Wednesday, September 8, 2021

When Rationalists Disagree

It might be very rare and only over relatively minor or hyper-specific details that do not necessarily impact core beliefs or direct actions at all, but it is possible for genuine rationalists to slightly disagree about some things.  This is not something that automatically disqualifies one or both (if both are indeed somehow insisting upon an error when fallacies, assumptions, and misunderstandings can be avoided in all of their forms) from the rationalism that otherwise defines their worldview and provides their lives with the ultimate foundation.  First, even a rationalist with a legitimate error is still a rationalist, albeit one that has made a mistake of some kind.  Second, the rationalists in disagreement still therefore have more in common with each other than is possible with non-rationalists.

When true rationalists disagree, as is the case with all disagreement, at least one party is certainly in demonstrable error.  With rationalists, the range of issues that are topics of disagreement are far smaller than they are with anyone else.  The truth of the matter is still knowable--even if the truth of the matter would just be that skepticism on the point of disagreement is called for by the nature of the concept and human epistemological limitations.  Still, it is not as if very relatively minor, often largely self-contained disagreements mean either rationalist is full of folly.  This is unsurprisingly not the case when it comes to those who are not rationalists.

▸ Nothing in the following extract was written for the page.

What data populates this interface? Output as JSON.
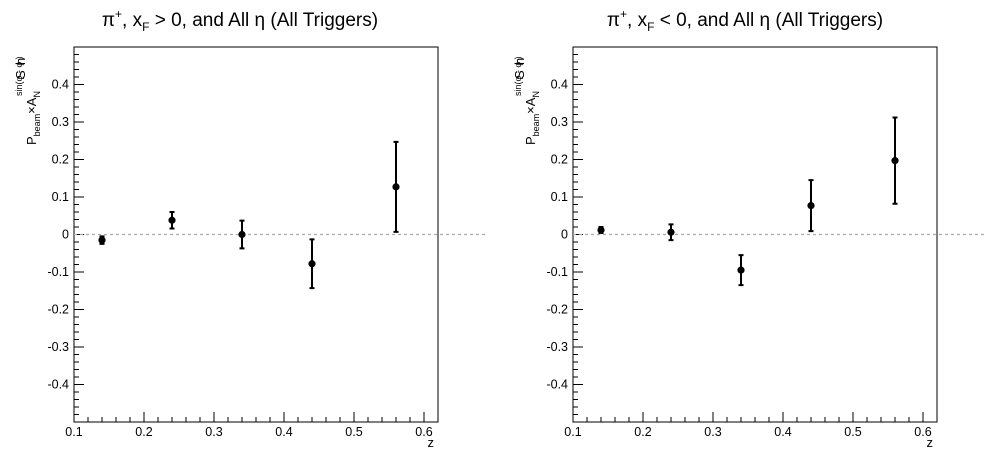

Non-rationalists do not even so much as have a seat at the table of all-encompassing philosophical awareness; they neither deserve attention (except for mockery and being held up as examples of irrationality) nor have anything intelligent to contribute unless they stumble into something worthwhile by accident, as even a broken clock is right twice a day.  Yes, rationalists are still rationalists even if some of them are not perfectly consistent in living out the fundamental necessity of avoiding all assumptions, but non-rationalists are at best philosophically helpless imbeciles tossed about by ideas they do not even try to grasp rationally in any thorough sense.

An adult who has rejected or never thought about rationalism has no excuse.  Busyness, social conditioning, and personal ignorance are all bullshit bases for justification because reason is universal, making it omnipresent in how it governs reality and accessible to everyone no matter their occupational or broader cultural context.  Thus, there is literally no actual reason for someone to remain so unfocused on the only self-evident truths about reality (logical axioms) and what else can be known because of them and still plead that they have no philosophical laziness or incompetence unless they simply want to salvage their emotional view of their own self.  In other words, anyone at all can understand at least the basic but crucial truths of rationalism on their own if they actually tried.

In light of this, it is completely illicit for disagreements between non-rationalists and rationalists and disagreements strictly between rationalists to be treated or thought of as the same.  Even moreso than Christians could ever be apart from also being rationalists, true rationalists, as opposed to the irrationalists who are culturally or personally deluded into thinking that being born into modern times or respecting the scientific method somehow makes one rational, are the most sincere ideological sisters and brothers.  Since nothing is more foundational and inescapable than the necessary truths of logical axioms, no one besides those who bond over mutual recognition of this fact of reality can share so much in common without total agreement on less foundational truths.